During its past 10 lease-ups, Hallsey has seen Wood’s leases come from three major buckets: 50 percent came via the Internet (pay-per-click, ILS’s, property website, Facebook and Instagram); 30 percent came via organic marketing (property location, signage and lives-works in the area); and 20 percent via “experiences” (sense of community, onsite concerts, outreach and resident referrals).
That data helped Wood adjust for 2018.
“We have shifted more of our marketing dollars toward building experiences through spending more money in the third bucket [which we find makes or breaks leasing velocity],” Hallsey says.
Wood is not alone. Regardless of the avenue, companies plan to spend more money on digital advertising in 2018.

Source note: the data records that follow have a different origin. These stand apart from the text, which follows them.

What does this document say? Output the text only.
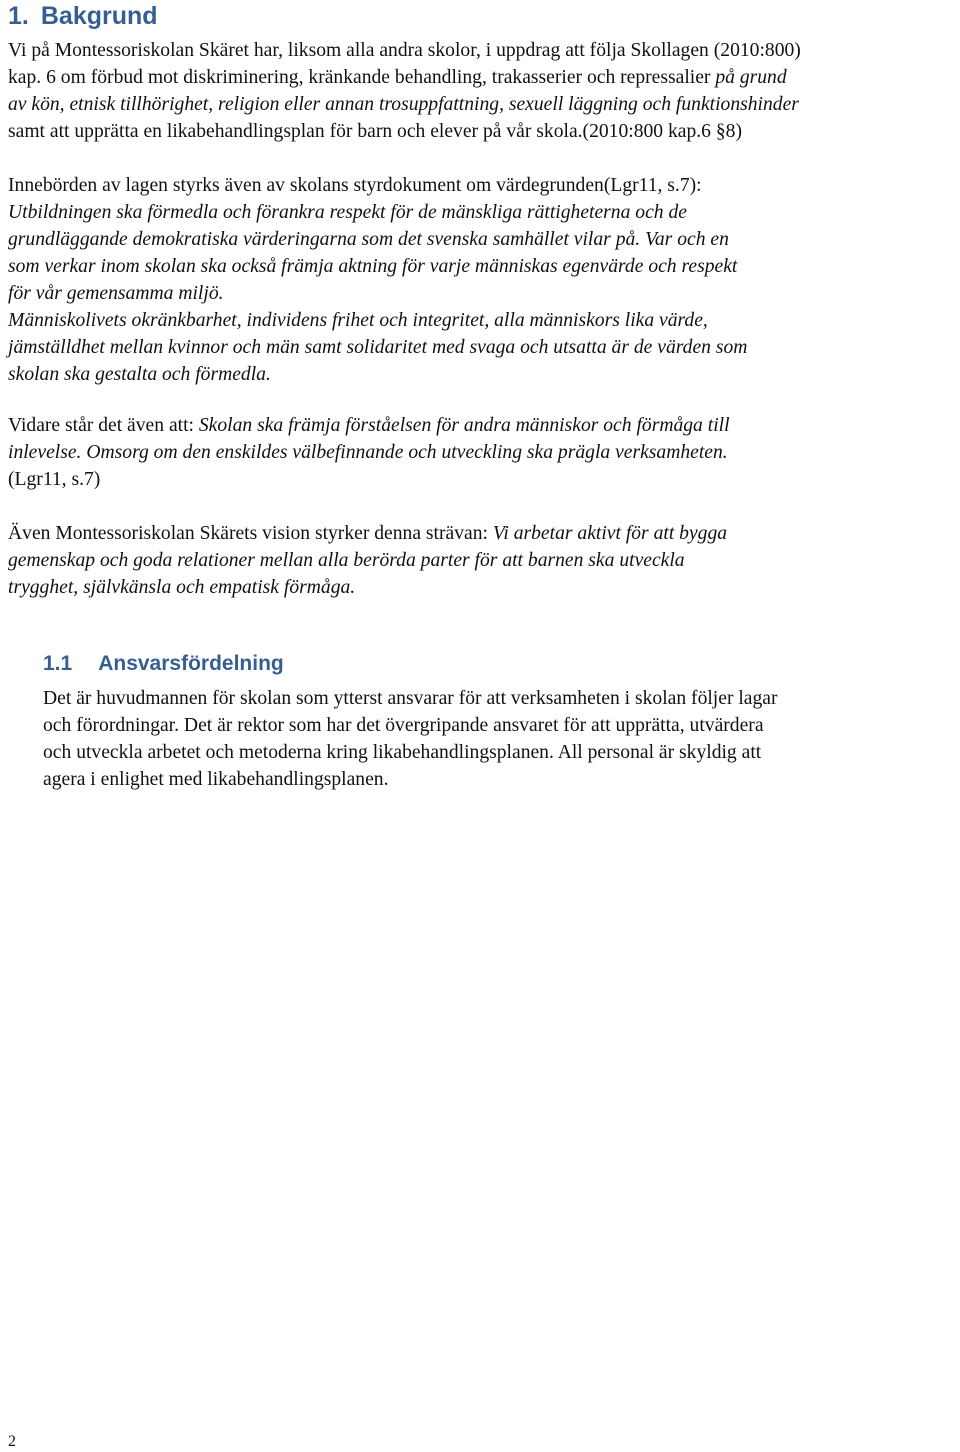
1. Bakgrund

Vi på Montessoriskolan Skäret har, liksom alla andra skolor, i uppdrag att följa Skollagen (2010:800)
kap. 6 om förbud mot diskriminering, kränkande behandling, trakasserier och repressalier på grund
av kön, etnisk tillhörighet, religion eller annan trosuppfattning, sexuell läggning och funktionshinder
samt att upprätta en likabehandlingsplan för barn och elever på vår skola.(2010:800 kap.6 §8)

Innebörden av lagen styrks även av skolans styrdokument om värdegrunden(Lgr11, s.7):
Utbildningen ska förmedla och förankra respekt för de mänskliga rättigheterna och de
grundläggande demokratiska värderingarna som det svenska samhället vilar på. Var och en
som verkar inom skolan ska också främja aktning för varje människas egenvärde och respekt
för vår gemensamma miljö.
Människolivets okränkbarhet, individens frihet och integritet, alla människors lika värde,
jämställdhet mellan kvinnor och män samt solidaritet med svaga och utsatta är de värden som
skolan ska gestalta och förmedla.

Vidare står det även att: Skolan ska främja förståelsen för andra människor och förmåga till
inlevelse. Omsorg om den enskildes välbefinnande och utveckling ska prägla verksamheten.
(Lgr11, s.7)

Även Montessoriskolan Skärets vision styrker denna strävan: Vi arbetar aktivt för att bygga
gemenskap och goda relationer mellan alla berörda parter för att barnen ska utveckla
trygghet, självkänsla och empatisk förmåga.

1.1 Ansvarsfördelning

Det är huvudmannen för skolan som ytterst ansvarar för att verksamheten i skolan följer lagar
och förordningar. Det är rektor som har det övergripande ansvaret för att upprätta, utvärdera
och utveckla arbetet och metoderna kring likabehandlingsplanen. All personal är skyldig att
agera i enlighet med likabehandlingsplanen.

2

Kettler plans to increase spending social media advertising and AdWords, an online advertising service developed by Google, where advertisers pay to display brief advertising copy, product listings, and video content within the search engine's ad network to web users. For Fogelman Management Group, search-engine marketing (SEM) campaigns; social ads through Facebook, Snapchat and Instagram; and Matteport, defined as a 3-D tour put together with traditional photography and video, hold great promise.
Fogelman’s Chief Administrative Officer Melissa Smith says the company also has its eyes on market conditions. If the market becomes more competitive, the company will be ready.
“We are looking potentially at promotional items for aggressive outreach and resident retention as the markets tighten, without having to give concessions,” she says.
AMLI Residential, too, is exploring 3-D imagery for its apartments, along with virtual reality and augmented reality.
“We are focusing on ways of engaging differently with our residents through things such as text, chat, video and voice,” Amanda Johnson, AMLI’s Vice President of Marketing says.
As apartment marketers look to spend on digital strategies in 2018, traditional avenues could continue to lose traction.
“We are probably going to lower our spending in traditional sources, such as the Internet, and spend in only a few sources,” Hallsey says.
Smith says that Fogelman plans to invest less on both traditional collateral and ILSs and their upgrade packages. Kettler also plans to pull back on some ILS spending.
Johnson is not pinpointing any category that AMLI plans to decrease spending in the year ahead.
“We have shaved expenses in other buckets to make our marketing efforts most relevant to our prospects,” she says.